Jesse Armstrong não perdeu tempo e, depois do fim de Succession (2018-2023) deixar milhões de fãs em modo saudades instantâneas, escreve e realiza Mountainhead, um filme que bebe do estilo de escrita e realização da série supramencionada. Qualquer semelhança entre o enredo ficcional e a nossa realidade é mera coincidência… por enquanto.
Quatro bilionários juntam-se numa casa no topo de uma montanha para um fim de semana de póquer. No que se previam dias de descontração surgem dilemas morais que envolvem a vida de cidadãos de diversos países. Quando o mundo é governado pelo dinheiro e boa parte desse dinheiro é distribuído por quatro indivíduos narcisistas, as probabilidades de o caos imperar crescem exponencialmente.
“Conhecimento é saber que tomate é uma fruta. Sabedoria é não colocar tomate numa salada de frutas”. Sabedoria popular é bastante para se sobrepor ao conhecimento sem experiência de vida e humanidade. Venis (Cory Michael Smith), Randall (Steve Carell), Jeff (Ramy Youssef) e Souper (Jason Schwartzman) são quatro homens muito frágeis, e quatro bilionários muito poderosos. Cada qual com a sua fixação egocêntrica que em última instância engole qualquer empatia para com a realidade distópica provocada pelas suas decisões e ausência das mesmas. Comédia e uma espécie de Black Mirror caminham de mãos dadas neste filme. A parte cómica nunca ultrapassa a sensação de claustrofobia que sentimos por imaginarmos este cenário a acontecer num futuro não tão longínquo assim do nosso dia a dia. No fundo, não se trata de inteligência artificial a dominar o ser humano, mas sim o ser humano a auto-destruir-se com a ferramenta da inteligência artificial. A cobra a comer o seu próprio rabo. As pessoas com maior influência a jogarem com a vida das pessoas, como quem faz uma aposta online de cinquenta cêntimos. Por vezes, é difícil aceitar que pessoas tão bem-sucedidas tenham poucos ou nenhuns princípios e escrúpulos e, ao mesmo tempo, que comuniquem de forma tão eloquente e elaborada. No entanto, não é difícil adivinhar quais as fontes de inspiração para estas personagens. Não nasceram em filmes, nasceram da base de dados das nossas vidas não artificiais.
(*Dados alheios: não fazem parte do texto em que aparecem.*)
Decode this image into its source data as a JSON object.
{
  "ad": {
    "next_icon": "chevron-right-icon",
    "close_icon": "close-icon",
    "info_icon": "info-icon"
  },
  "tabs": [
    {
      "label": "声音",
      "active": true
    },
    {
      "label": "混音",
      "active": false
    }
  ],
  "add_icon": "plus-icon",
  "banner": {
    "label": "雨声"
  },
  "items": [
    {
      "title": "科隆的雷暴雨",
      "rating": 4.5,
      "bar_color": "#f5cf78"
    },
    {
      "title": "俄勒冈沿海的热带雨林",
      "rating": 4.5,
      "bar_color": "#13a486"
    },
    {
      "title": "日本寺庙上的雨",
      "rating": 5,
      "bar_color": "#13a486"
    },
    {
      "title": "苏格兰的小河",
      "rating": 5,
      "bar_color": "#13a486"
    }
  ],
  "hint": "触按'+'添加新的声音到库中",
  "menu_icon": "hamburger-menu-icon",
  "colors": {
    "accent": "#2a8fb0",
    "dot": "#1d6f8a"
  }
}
O encontro coeso entre argumento e elenco potencia Mountainhead para uma sátira moderna, que se sente mais confortável quando os seus quatro protagonistas simplesmente manipulam informação e as suas verdadeiras opiniões para garantirem maior percentagem de sucesso nos seus objectivos pessoais, quando apenas conversam entre si, com uma falsa capa de amizade coberta por ataques passivo-agressivos camuflados. Os diálogos e a entrega dos mesmos pelos actores são o ponto forte do filme, caindo, no seu último acto, para a tentação de fazer algo acontecer narrativamente, perdendo a sua natureza mais convincente e credível. Apesar disso, há que dizer que essa opção reforça o género de comédia que também propõe, fazendo valer dos excelentes timings, inclusive a comédia física do seu quarteto principal. Quarteto esse que, diga-se, é homogéneo o suficiente para funcionar melhor em equipa do que individualmente, por mais irónico que isso possa ser, atendendo ao conteúdo da história.
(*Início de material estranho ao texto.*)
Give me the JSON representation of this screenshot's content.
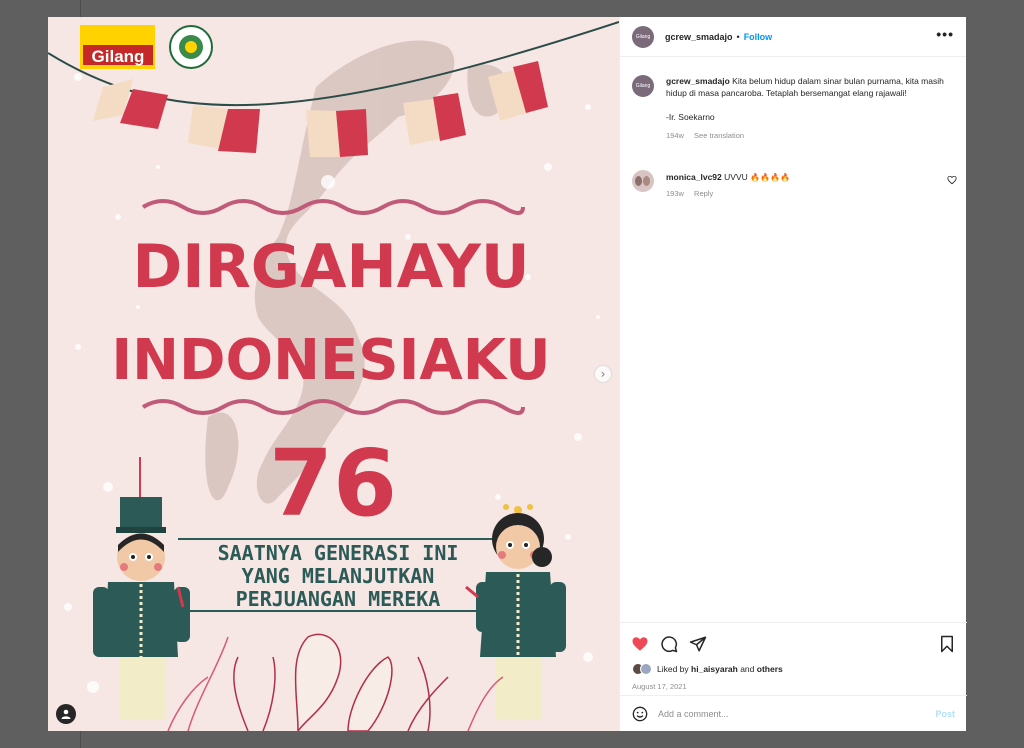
{
  "post": {
    "username": "gcrew_smadajo",
    "avatar_text": "Gilang",
    "follow_label": "Follow",
    "more_label": "•••",
    "separator": "•",
    "caption": "Kita belum hidup dalam sinar bulan purnama, kita masih hidup di masa pancaroba. Tetaplah bersemangat elang rajawali!",
    "caption_signature": "-Ir. Soekarno",
    "caption_age": "194w",
    "see_translation": "See translation",
    "liked_by_prefix": "Liked by",
    "liked_by_user": "hi_aisyarah",
    "liked_by_and": "and",
    "liked_by_others": "others",
    "date": "August 17, 2021"
  },
  "comments": [
    {
      "username": "monica_lvc92",
      "text": "UVVU",
      "emoji": "🔥🔥🔥🔥",
      "age": "193w",
      "reply_label": "Reply"
    }
  ],
  "composer": {
    "placeholder": "Add a comment...",
    "post_label": "Post"
  },
  "image": {
    "logo_text": "Gilang",
    "title_line1": "DIRGAHAYU",
    "title_line2": "INDONESIAKU",
    "number": "76",
    "subtitle_line1": "SAATNYA GENERASI INI",
    "subtitle_line2": "YANG MELANJUTKAN",
    "subtitle_line3": "PERJUANGAN MEREKA"
  },
  "colors": {
    "accent_red": "#d13a4e",
    "teal": "#2c5a57",
    "link_blue": "#0095f6",
    "like_red": "#ed4956",
    "poster_bg": "#f6e6e4"
  },
  "icons": [
    "heart-icon",
    "comment-icon",
    "share-icon",
    "bookmark-icon",
    "more-icon",
    "emoji-icon",
    "chevron-right-icon",
    "user-tag-icon"
  ]
}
É um risco escrever um argumento sem personagens com quem possamos empatizar. Um risco que porventura impede Mountainhead de atingir outro patamar, ou por outra, não evita que no final sintamos que falta algo. O ser humano no seu melhor cria algo para servir o próximo. O ser humano no seu pior destrói algo para se servir a si próprio. Jesse Armstrong gosta de explorar a segunda versão. Infelizmente fá-lo bem através da escrita, digo infelizmente porque nos relembra do quão imbecis conseguimos ser e das consequências fatais dessa imbecilidade. E felizmente fá-lo bem, porque assim pelo menos podemos ir rindo, até nos ser permitido.